Theory to Practice: My journey from responsible AI to privacy technologies

In this talk, I'll tell my personal journey from working on ethics in machine learning to a shift into practical use cases to deploy data privacy technologies. Using my story as an example, we'll explore themes of how theory can influence real work, and how theoretical work moves to practice in order to have impact. We'll also address how data privacy affects a wide variety of factors we consider important in ethical AI, and how stronger privacy practices can deliver better awareness and responsibility in the field of data science and machine learning.

Katharine Jarmul is a privacy activist and data scientist whose work and research focuses on privacy and security in data science workflows. She recently authored Practical Data Privacy for O'Reilly and works as a Principal Data Scientist at Thoughtworks. Katharine has held numerous leadership and independent contributor roles at large companies and startups in the US and Germany -- implementing data processing and machine learning systems with privacy and security built in and developing forward-looking, privacy-first data strategy.



Catherine Tessier

Dr.
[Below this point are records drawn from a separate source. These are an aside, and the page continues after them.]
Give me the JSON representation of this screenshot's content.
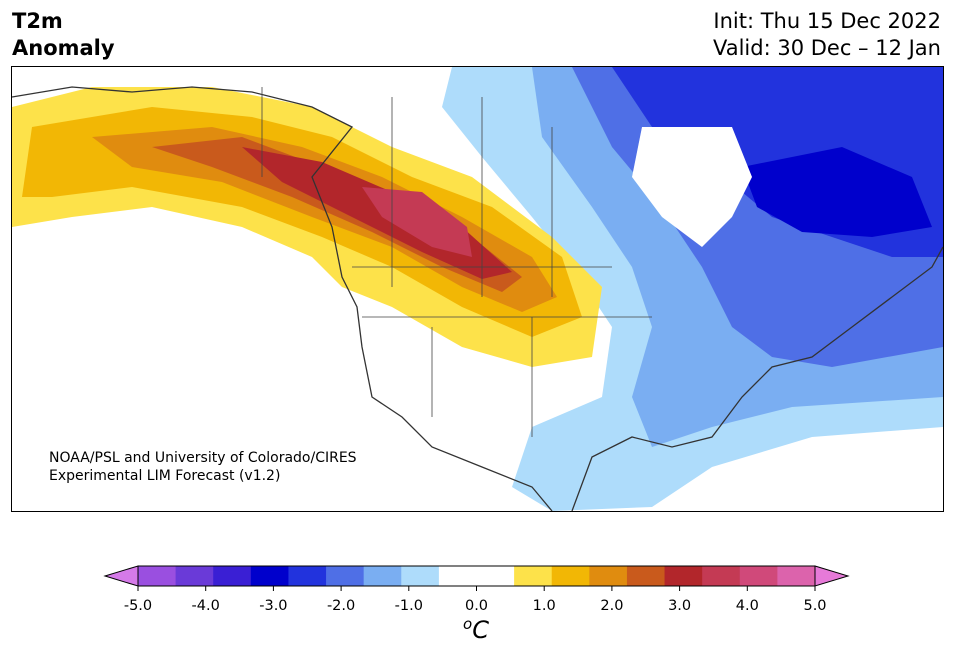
{
  "header": {
    "title_line1": "T2m",
    "title_line2": "Anomaly",
    "init": "Init: Thu 15 Dec 2022",
    "valid": "Valid: 30 Dec – 12 Jan"
  },
  "map": {
    "region": "North America",
    "credit_line1": "NOAA/PSL and University of Colorado/CIRES",
    "credit_line2": "Experimental LIM Forecast (v1.2)"
  },
  "colorbar": {
    "unit_symbol": "C",
    "unit_super": "o",
    "ticks": [
      "-5.0",
      "-4.0",
      "-3.0",
      "-2.0",
      "-1.0",
      "0.0",
      "1.0",
      "2.0",
      "3.0",
      "4.0",
      "5.0"
    ],
    "colors": [
      "#9a4fe0",
      "#6a3ad8",
      "#3a1fd4",
      "#0000cc",
      "#2233dd",
      "#4f6fe6",
      "#7aaef2",
      "#aedcfb",
      "#ffffff",
      "#ffffff",
      "#fde24a",
      "#f2b705",
      "#e08c0f",
      "#c95a1c",
      "#b2262b",
      "#c43a54",
      "#d0497a",
      "#dc63ac"
    ],
    "under_color": "#d57ae8",
    "over_color": "#e67ad8"
  }
}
Catherine Tessier is a senior researcher at ONERA, Toulouse, France. Her research focuses on modelling ethical reasoning and on ethical issues related to the use of “autonomous” robots. She is also ONERA’s research integrity and ethics officer. She is a member of the French national ethics committee for digital technologies and a member of the ethics committee of the French ministry of defense. She is also a member of Inria’s Research Ethics Board (Coerle).



Rainer Mühlhoff

I’m a philosophy professor at the University of Osnabrück, Germany. My research focuses on the societal implications of artificial intelligence and digital media.



Kirstie Whitaker

She completed a PhD in Neuroscience at the University of California, Berkeley in 2012 and joined the Turing Institute as a Turing Research Fellow in 2017 from a postdoctoral fellowship at the University of Cambridge in the Department of Psychiatry. In 2020, she was promoted to Programme Lead for Tools, Practices and Systems, and in 2021 to Programme Director, reflecting the growth of this cross cutting programme. Kirstie is committed to realising the TPS community’s mission of investing in the people who sustain the open infrastructure ecosystem for data science. She is also the chair of the Turing Institute’s Ethics Advisory Group.



Daniela Tafani

Daniela Tafani is a fixed-term researcher of Political Philosophy at the University of Pisa. She has been a research fellow at the University of Bologna. She is vice-president of the Italian Society of Kantian Studies (Società Italiana di Studi Kantiani). She is a member of the editorial board of the journal 'Bollettino telematico di filosofia politica' and of the Scientific Committee of the journal 'Zeitschrift für Rechtsphilosophie'. She is a member of the Italian Society for the Ethics of Artificial Intelligence. She has worked on Kantian moral philosophy (Virtù e felicità in Kant, Firenze, Leo S. Olschki, 2006), the philosophy of law in German idealism (Beiträge zur Rechtsphilosophie des deutschen Idealismus, Berlin, Lit Verlag, 2011), the relationship between ethics and law in the 20th century (Distinguere uno Stato da una banda di ladri. Etica e diritto nel XX secolo, Bologna, Il Mu- lino, 2014), and contemporary libertarian paternalisms. Her current research interests include Kant’s moral philosophy and the ethics and politics of artificial intelligence.